Financials and Cash Flow

How minimum wage hikes will affect your business

Cities and states across the country are raising their minimum wage. Here's what it means for small businesses.

Although the federal minimum wage has been $7.25 per hour since 2009, a national campaign to raise the minimum wage to $15 per hour is catching fire at the state and local levels.

In fact, several local and statewide governments approved a $15 minimum wage in 2015, according to the National Employment Law Project. Since then, several additional jurisdictions followed suit, including California, which has enacted a statewide $15 minimum wage for all businesses by 2023, and Washington, D.C., where a $15 minimum wage will begin in 2020.

Large or small, minimum wage increases have significant implications for small businesses, says Brandy Cody, partner at labor and employment law firm Fisher Phillips LLP. Supporters of minimum wage increases contend employees who make more money will spend more money, ultimately making small businesses more profitable. Critics, however, question whether small businesses have the resources to pay the higher wages while waiting to see if their business increases.

"Labor is the highest area of cost for any employer," Cody says. "And many small businesses have a higher proportion of minimum wage employees than other companies because they may be newer, less profitable, and have narrower margins."

Here are a few changes you can make to offset an increased minimum wage:

  • Increase efficiencies: Streamline and automate processes where possible, so your business can be more productive in less time.
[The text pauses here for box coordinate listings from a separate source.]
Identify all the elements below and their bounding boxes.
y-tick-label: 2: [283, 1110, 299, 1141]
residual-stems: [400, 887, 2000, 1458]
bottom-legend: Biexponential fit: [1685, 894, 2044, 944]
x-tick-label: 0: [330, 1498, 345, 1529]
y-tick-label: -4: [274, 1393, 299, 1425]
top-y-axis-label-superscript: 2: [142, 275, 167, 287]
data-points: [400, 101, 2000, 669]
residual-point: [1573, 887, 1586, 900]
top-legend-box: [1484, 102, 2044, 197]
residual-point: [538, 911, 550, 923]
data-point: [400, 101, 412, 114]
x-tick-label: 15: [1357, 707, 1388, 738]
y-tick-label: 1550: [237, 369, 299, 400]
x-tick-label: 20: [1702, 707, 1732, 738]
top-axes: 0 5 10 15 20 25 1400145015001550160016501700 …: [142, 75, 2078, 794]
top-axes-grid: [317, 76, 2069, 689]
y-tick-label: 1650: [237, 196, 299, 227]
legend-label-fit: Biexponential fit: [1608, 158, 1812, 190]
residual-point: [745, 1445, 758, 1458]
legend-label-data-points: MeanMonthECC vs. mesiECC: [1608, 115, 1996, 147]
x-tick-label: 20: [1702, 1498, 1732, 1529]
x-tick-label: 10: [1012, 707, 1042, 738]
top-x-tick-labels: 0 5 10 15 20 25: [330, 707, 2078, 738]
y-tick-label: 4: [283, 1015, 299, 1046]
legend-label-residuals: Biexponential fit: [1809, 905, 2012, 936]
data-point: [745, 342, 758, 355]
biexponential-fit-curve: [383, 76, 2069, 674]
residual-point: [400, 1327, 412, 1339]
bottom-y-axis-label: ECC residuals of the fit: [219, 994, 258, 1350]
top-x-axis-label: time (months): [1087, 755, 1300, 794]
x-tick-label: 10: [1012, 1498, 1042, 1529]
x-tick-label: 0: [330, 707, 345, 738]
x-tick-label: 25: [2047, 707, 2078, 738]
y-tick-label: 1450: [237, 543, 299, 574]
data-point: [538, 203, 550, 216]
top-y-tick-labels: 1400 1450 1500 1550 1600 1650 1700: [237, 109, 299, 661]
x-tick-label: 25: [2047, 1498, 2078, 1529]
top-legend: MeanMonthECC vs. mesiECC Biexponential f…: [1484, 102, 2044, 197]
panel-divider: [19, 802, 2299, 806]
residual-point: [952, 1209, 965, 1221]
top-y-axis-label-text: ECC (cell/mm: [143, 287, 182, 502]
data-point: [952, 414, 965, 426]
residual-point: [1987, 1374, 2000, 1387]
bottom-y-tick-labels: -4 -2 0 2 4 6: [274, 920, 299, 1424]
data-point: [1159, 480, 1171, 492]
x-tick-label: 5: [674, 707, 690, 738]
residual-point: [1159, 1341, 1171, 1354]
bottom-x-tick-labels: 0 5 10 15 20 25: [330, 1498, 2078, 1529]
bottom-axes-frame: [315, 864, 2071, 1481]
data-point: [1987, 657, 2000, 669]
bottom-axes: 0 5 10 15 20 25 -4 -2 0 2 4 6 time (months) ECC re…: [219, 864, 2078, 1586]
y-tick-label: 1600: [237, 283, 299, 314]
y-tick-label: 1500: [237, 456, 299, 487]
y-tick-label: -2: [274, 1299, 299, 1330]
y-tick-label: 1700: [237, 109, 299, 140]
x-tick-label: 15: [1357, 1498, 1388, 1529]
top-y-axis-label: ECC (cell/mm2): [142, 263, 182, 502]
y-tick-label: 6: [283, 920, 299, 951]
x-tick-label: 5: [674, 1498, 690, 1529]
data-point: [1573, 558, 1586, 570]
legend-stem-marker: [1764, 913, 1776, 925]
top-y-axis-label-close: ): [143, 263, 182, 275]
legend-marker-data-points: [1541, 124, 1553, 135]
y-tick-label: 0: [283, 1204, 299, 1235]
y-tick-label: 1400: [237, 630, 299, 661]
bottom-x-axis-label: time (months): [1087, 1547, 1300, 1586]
  • Cut costs: You may be able to free up additional capital for labor by reducing fixed expenses such as real estate, raw materials, and paid services. You might also consider reviewing tax opportunities, retiring extraneous products or services, or reducing your hours of business.

  • Adjust your labor force: Assess your operations to optimize the right mix of fulltime and part time employees and contractors.

  • Slow your growth: Before you make a new hire, open a new location, or add a new product line, make sure you can generate enough income to justify the added cost.

  • Seek additional capital: A bank loan or revolving line of credit can give you needed working capital with which to cover labor costs, if you're eligible.

"The most common reaction to a sea change like what we're seeing in 2016 is inaction. Because it's hard to know what the best answer is or what you should do, some business owners will do nothing. That's a big mistake," says Cody, who adds noncompliance with new minimum wage laws can prove even more expensive than compliance thanks to wage and hour litigation. "Work with a team of qualified professionals — which should include a tax professional, a financial or small business advisor, and an attorney who specializes in employment law — to guide you through these changes."